Books Challenge from Farce Book

I got tagged in a “ten books that have stayed with you” challenge post. Being me I couldn’t just do it on Farce Book like everyone else, so I’ll sort of do it here. There are plenty of books that have stuck with me in some way or another, mostly just elements of books or phrases. While thinking about it I at first couldn’t think of any but now am having selecting only ten so I will do about eleven in random order.

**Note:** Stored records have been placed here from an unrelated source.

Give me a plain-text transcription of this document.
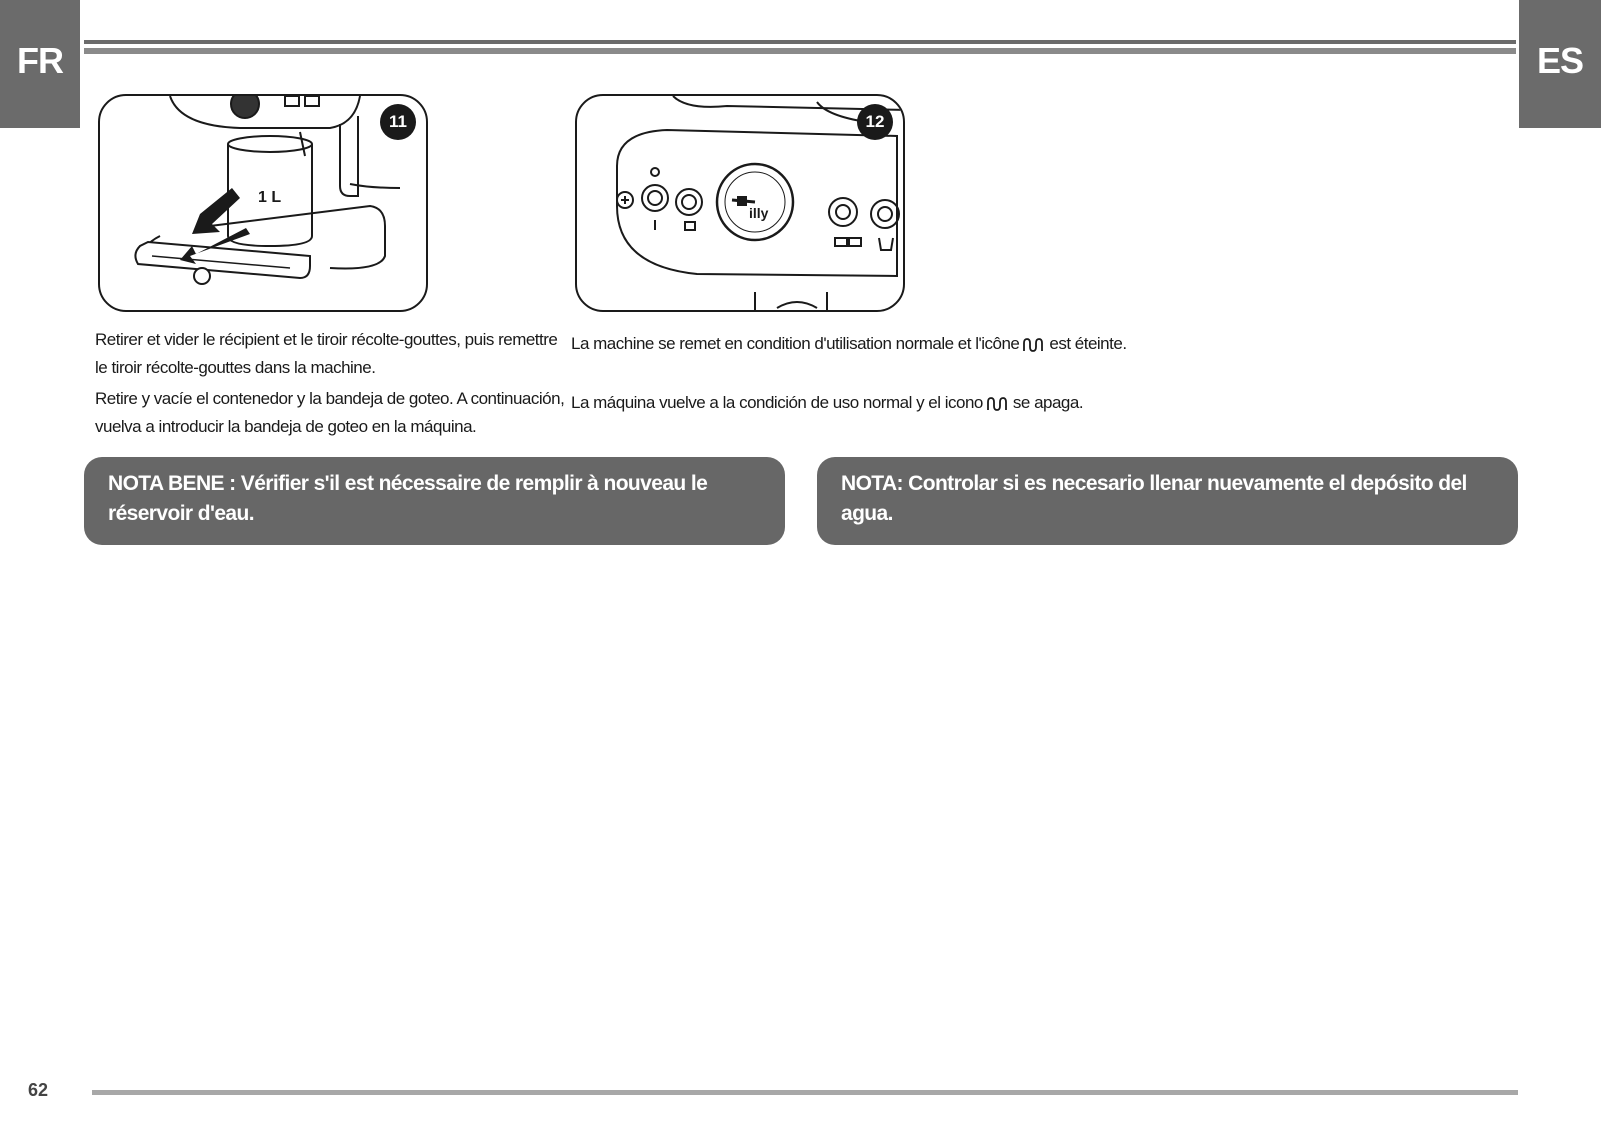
FR	ES
1 L
11
illy
12
Retirer et vider le récipient et le tiroir récolte-gouttes, puis remettre le tiroir récolte-gouttes dans la machine.
Retire y vacíe el contenedor y la bandeja de goteo. A continuación, vuelva a introducir la bandeja de goteo en la máquina.
La machine se remet en condition d'utilisation normale et l'icône est éteinte.
La máquina vuelve a la condición de uso normal y el icono se apaga.
NOTA BENE : Vérifier s'il est nécessaire de remplir à nouveau le réservoir d'eau.
NOTA: Controlar si es necesario llenar nuevamente el depósito del agua.
62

1: Seven Pillars of Wisdom, T.E. Lawrence. This book is an amazing fusion of ethnography, geology, history, memoir, journal, self exploration, geography, military theory, psychology, and a lot of things I’ve left out. A bibliography lead to me to discover its existence and luckily City Lights had a copy one time when I was in. The movie Lawrence of Arabia is loosely based on this book but misses the rich, eccentric details the author slides in while telling his experience during the Arab Revolt nearly a Century ago.

2: Marlborough: A Life Winston S Churchill. This is cheating as this is a four volume series not a single book. The author pays homage and perhaps massages some facts while writing of a distant ancestor. I’ve read quite a bit of Churchill’s writing and lots has stuck with me, I chose this series for the mix of academic worthy history and adventure. John Churchill starts life after the English Civil War and helps shape events until the early Eighteenth Century, from son of a forgotten Cavalier to Duke, with a mix of ability, patronage, and luck.

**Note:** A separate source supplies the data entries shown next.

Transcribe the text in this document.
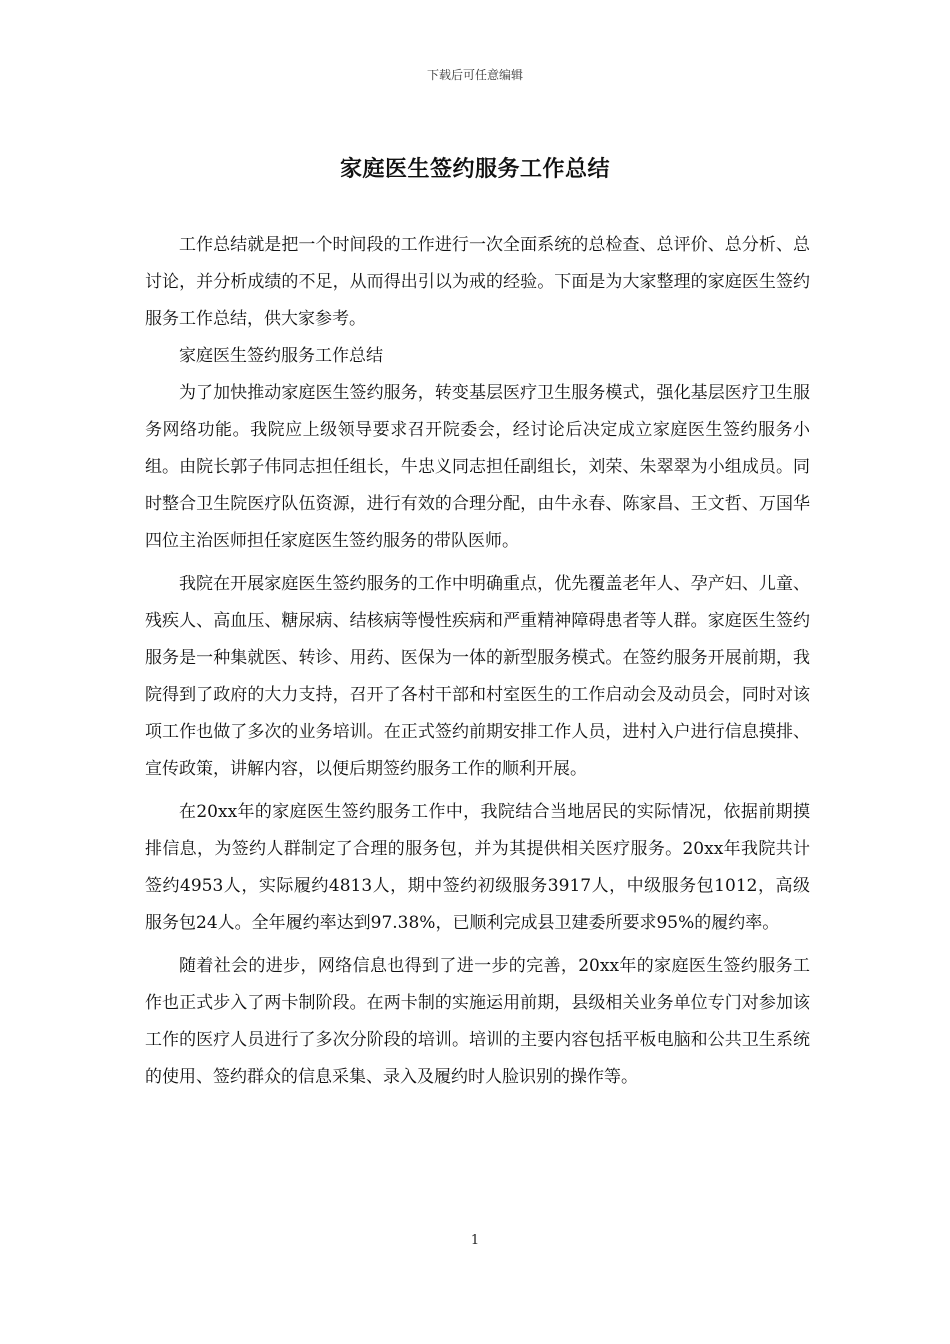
下载后可任意编辑
家庭医生签约服务工作总结

工作总结就是把一个时间段的工作进行一次全面系统的总检查、总评价、总分析、总讨论，并分析成绩的不足，从而得出引以为戒的经验。下面是为大家整理的家庭医生签约服务工作总结，供大家参考。

家庭医生签约服务工作总结

为了加快推动家庭医生签约服务，转变基层医疗卫生服务模式，强化基层医疗卫生服务网络功能。我院应上级领导要求召开院委会，经讨论后决定成立家庭医生签约服务小组。由院长郭子伟同志担任组长，牛忠义同志担任副组长，刘荣、朱翠翠为小组成员。同时整合卫生院医疗队伍资源，进行有效的合理分配，由牛永春、陈家昌、王文哲、万国华四位主治医师担任家庭医生签约服务的带队医师。

我院在开展家庭医生签约服务的工作中明确重点，优先覆盖老年人、孕产妇、儿童、残疾人、高血压、糖尿病、结核病等慢性疾病和严重精神障碍患者等人群。家庭医生签约服务是一种集就医、转诊、用药、医保为一体的新型服务模式。在签约服务开展前期，我院得到了政府的大力支持，召开了各村干部和村室医生的工作启动会及动员会，同时对该项工作也做了多次的业务培训。在正式签约前期安排工作人员，进村入户进行信息摸排、宣传政策，讲解内容，以便后期签约服务工作的顺利开展。

在20xx年的家庭医生签约服务工作中，我院结合当地居民的实际情况，依据前期摸排信息，为签约人群制定了合理的服务包，并为其提供相关医疗服务。20xx年我院共计签约4953人，实际履约4813人，期中签约初级服务3917人，中级服务包1012，高级服务包24人。全年履约率达到97.38%，已顺利完成县卫建委所要求95%的履约率。

随着社会的进步，网络信息也得到了进一步的完善，20xx年的家庭医生签约服务工作也正式步入了两卡制阶段。在两卡制的实施运用前期，县级相关业务单位专门对参加该工作的医疗人员进行了多次分阶段的培训。培训的主要内容包括平板电脑和公共卫生系统的使用、签约群众的信息采集、录入及履约时人脸识别的操作等。

1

3: Pyramids Terry Pratchett. Most likely not the best Discworld book but one of the few I’ve read and the only one I ever owned a copy of. What really stuck with me is the pyramids stop time and the old priest/first minister kept insisting the young pharoah needed a sister to marry. I’m guessing the book was inspired by the Ptolemy family in Egypt.

4: Winter Len Deighton. I like books that follow people through time and this book follows a Berlin family from 1899 to 1945. It is also the prequel to a ten book spy novel series that is set in Berlin and London during the Cold War. The choices made by members of the family ultimately put them on opposite sides of ideological conflict.

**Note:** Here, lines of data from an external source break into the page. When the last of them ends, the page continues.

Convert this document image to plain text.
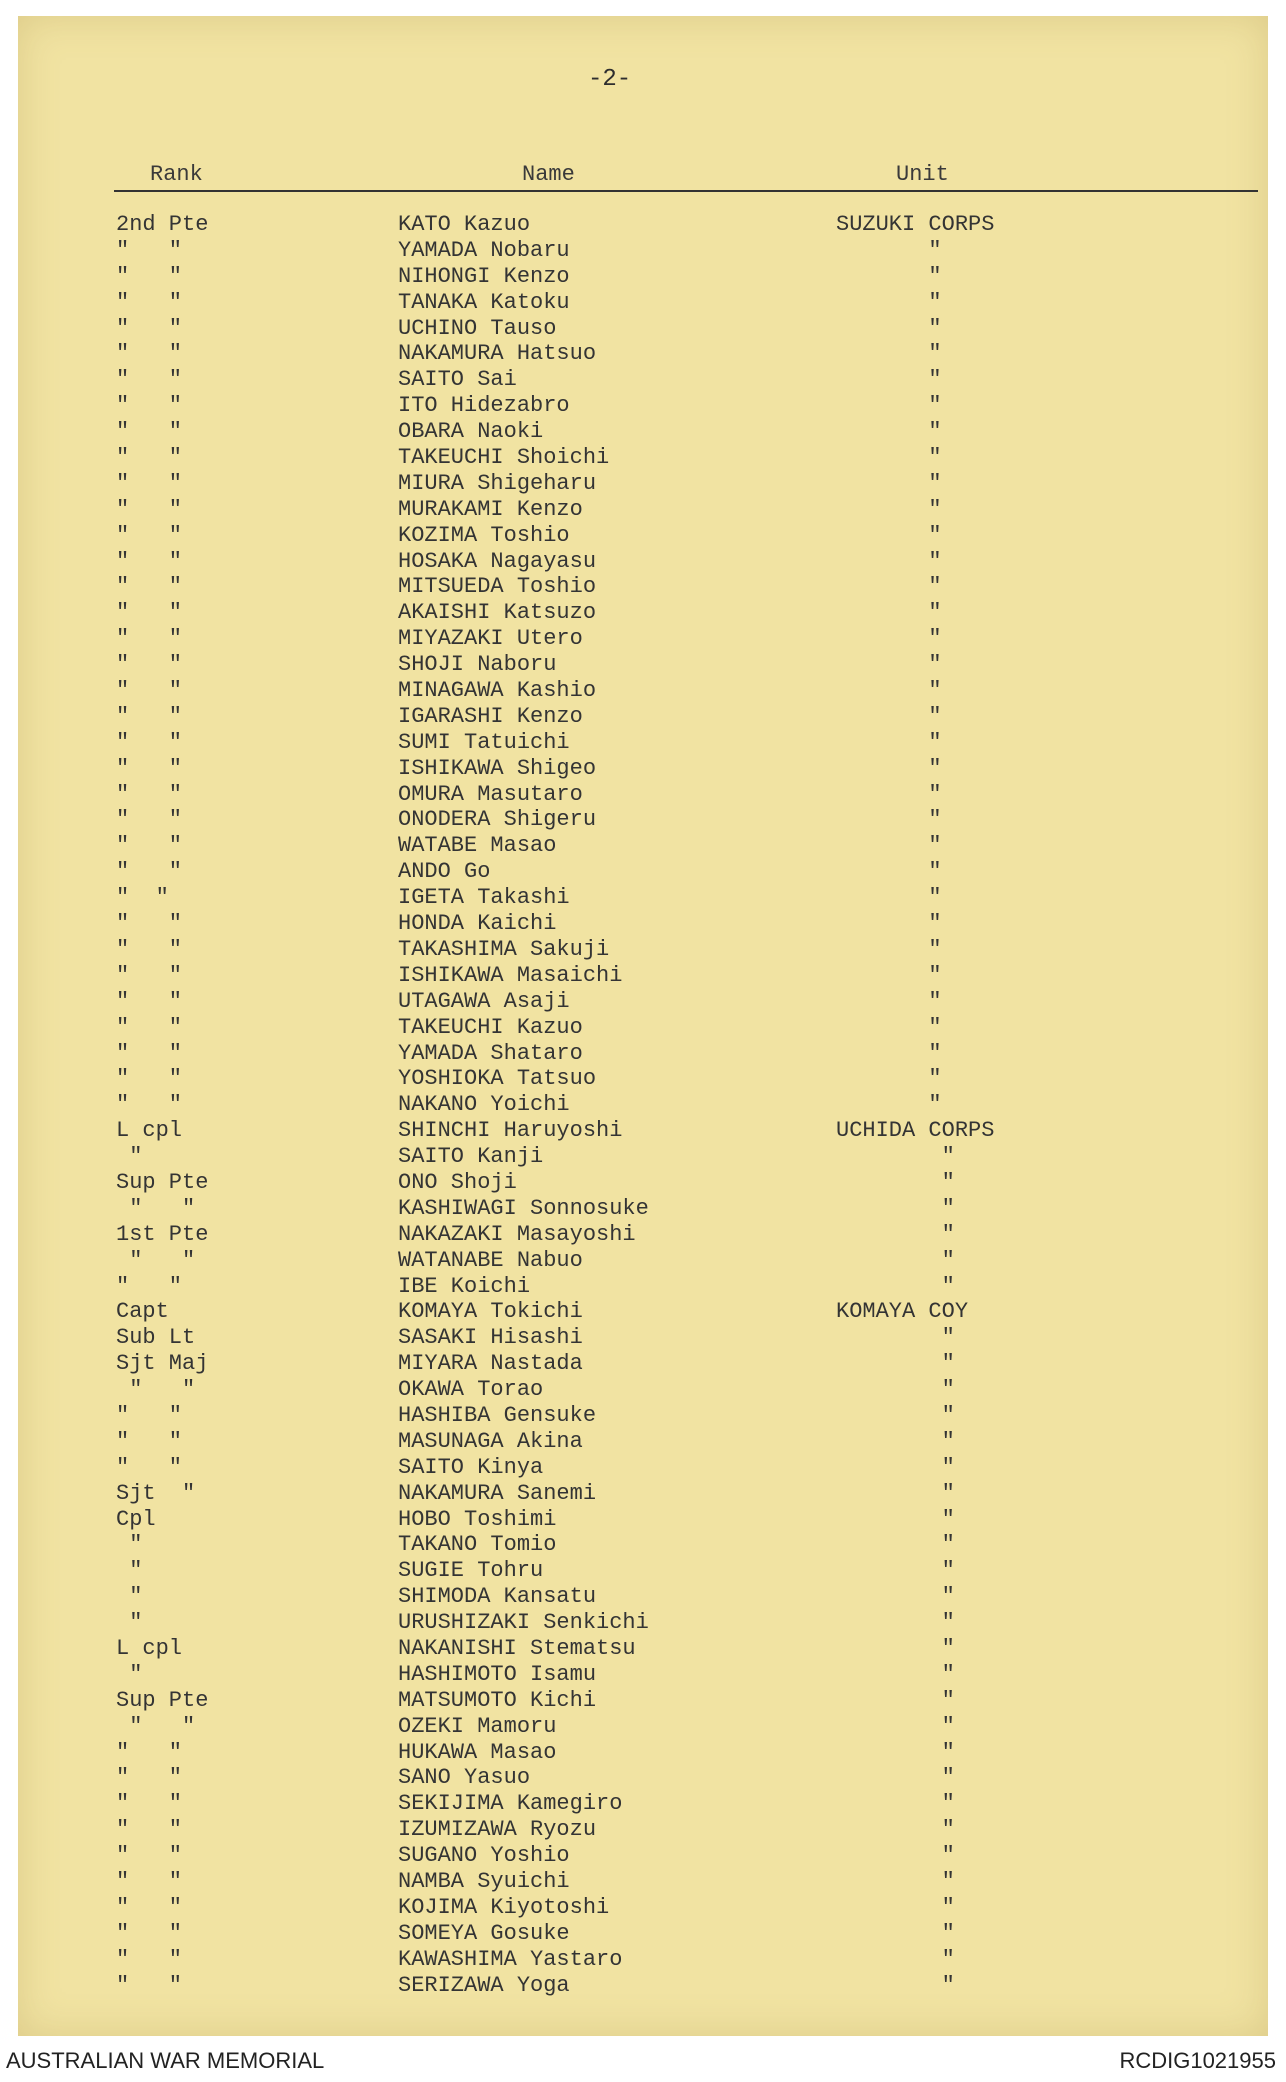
-2-
Rank	Name	Unit
2nd Pte	KATO Kazuo	SUZUKI CORPS
"   "	YAMADA Nobaru	"
"   "	NIHONGI Kenzo	"
"   "	TANAKA Katoku	"
"   "	UCHINO Tauso	"
"   "	NAKAMURA Hatsuo	"
"   "	SAITO Sai	"
"   "	ITO Hidezabro	"
"   "	OBARA Naoki	"
"   "	TAKEUCHI Shoichi	"
"   "	MIURA Shigeharu	"
"   "	MURAKAMI Kenzo	"
"   "	KOZIMA Toshio	"
"   "	HOSAKA Nagayasu	"
"   "	MITSUEDA Toshio	"
"   "	AKAISHI Katsuzo	"
"   "	MIYAZAKI Utero	"
"   "	SHOJI Naboru	"
"   "	MINAGAWA Kashio	"
"   "	IGARASHI Kenzo	"
"   "	SUMI Tatuichi	"
"   "	ISHIKAWA Shigeo	"
"   "	OMURA Masutaro	"
"   "	ONODERA Shigeru	"
"   "	WATABE Masao	"
"   "	ANDO Go	"
"  "	IGETA Takashi	"
"   "	HONDA Kaichi	"
"   "	TAKASHIMA Sakuji	"
"   "	ISHIKAWA Masaichi	"
"   "	UTAGAWA Asaji	"
"   "	TAKEUCHI Kazuo	"
"   "	YAMADA Shataro	"
"   "	YOSHIOKA Tatsuo	"
"   "	NAKANO Yoichi	"
L cpl	SHINCHI Haruyoshi	UCHIDA CORPS
"	SAITO Kanji	"
Sup Pte	ONO Shoji	"
"   "	KASHIWAGI Sonnosuke	"
1st Pte	NAKAZAKI Masayoshi	"
"   "	WATANABE Nabuo	"
"   "	IBE Koichi	"
Capt	KOMAYA Tokichi	KOMAYA COY
Sub Lt	SASAKI Hisashi	"
Sjt Maj	MIYARA Nastada	"
"   "	OKAWA Torao	"
"   "	HASHIBA Gensuke	"
"   "	MASUNAGA Akina	"
"   "	SAITO Kinya	"
Sjt  "	NAKAMURA Sanemi	"
Cpl	HOBO Toshimi	"
"	TAKANO Tomio	"
"	SUGIE Tohru	"
"	SHIMODA Kansatu	"
"	URUSHIZAKI Senkichi	"
L cpl	NAKANISHI Stematsu	"
"	HASHIMOTO Isamu	"
Sup Pte	MATSUMOTO Kichi	"
"   "	OZEKI Mamoru	"
"   "	HUKAWA Masao	"
"   "	SANO Yasuo	"
"   "	SEKIJIMA Kamegiro	"
"   "	IZUMIZAWA Ryozu	"
"   "	SUGANO Yoshio	"
"   "	NAMBA Syuichi	"
"   "	KOJIMA Kiyotoshi	"
"   "	SOMEYA Gosuke	"
"   "	KAWASHIMA Yastaro	"
"   "	SERIZAWA Yoga	"
AUSTRALIAN WAR MEMORIAL	RCDIG1021955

5: Soldier ‘I’ SAS Michael Paul Kennedy. The career of a soldier during the Seventies and Eighties. This book introduced me to Britain’s 22 Special Air Service Regiment and a fascination with elite forces. I could have added several of the books I’ve read about the SAS, but this is the one that lead me to read the others.

6: The Art of War Sun Tzu. I’m the type of person who studies military strategy, tactics, history, et cetera only to get better at playing games created by people unfamiliar with anything but the hardware. This book is older than the New Testament and is still relevant today because nations such as China and Russia still use it as part of their military instruction.

7: Lord of the Rings JRR Tolkien. Hey, I’ve seen the original single volume version. When I try to read this my mind wanders off into my own fictional world and I start looking for note paper to remember the ideas before they run and hide. The Hobbit only made me want to eat and I will need to read the Silmarillion again sometime to better understand it.

8: Excalibur Bernard Cornwell. This is the third book in a series about the Arthur Legend by one of my favourite authors. A very realistic Dark Ages historical novel with a bit of magic and transformation thrown in. In this version Arthur never becomes king and Merlin has a very strange obsession with cheese, the crumbly kind.

9: Ulysses James Joyce. This was a surreal read, especially as I read a free copy online instead of in one of those quaint paper things. Someday I may sit down and read it again, the free copy on my iPod. The first time I read Hitchhiker’s Guide was on my Palm Pilot so when the book described the guide it was also surreal. I should mention that I’ve left my favourite author off this list but I can’t pick the Le Carré novel that stuck with me the most. Was I going somewhere with this?

10: Surfacing Margaret Atwood. I confess this is the only Margaret Atwood book I’ve read so far. The journey of self discovery stuck with me and a few of the ideas of contrast between urban/rural, Ontario/Quebec, and generational differences. Another book I should reread sometime to get more out of. iTunes just started playing Building A Mystery from Sarah McLachlan’s Surfacing Album.

11: Nameless Agency E.N. Stephens. This yet to be published book is the first book I have completed a draft for, narcissistic and self serving I know. J. Michael Straczynski reminds people that art is never finished only abandoned, and this book is not yet abandoned and won’t be until it is publishable. The book is about the creation of a fictional Canadian foreign spy service tasked to infiltrate a drug cartel to discover who their high level agent is in Ottawa and who they’re selling the information too. I guess I should get back to writing the sequel while waiting for feedback.

There I did eleven and will now nominate three people who wish to do this.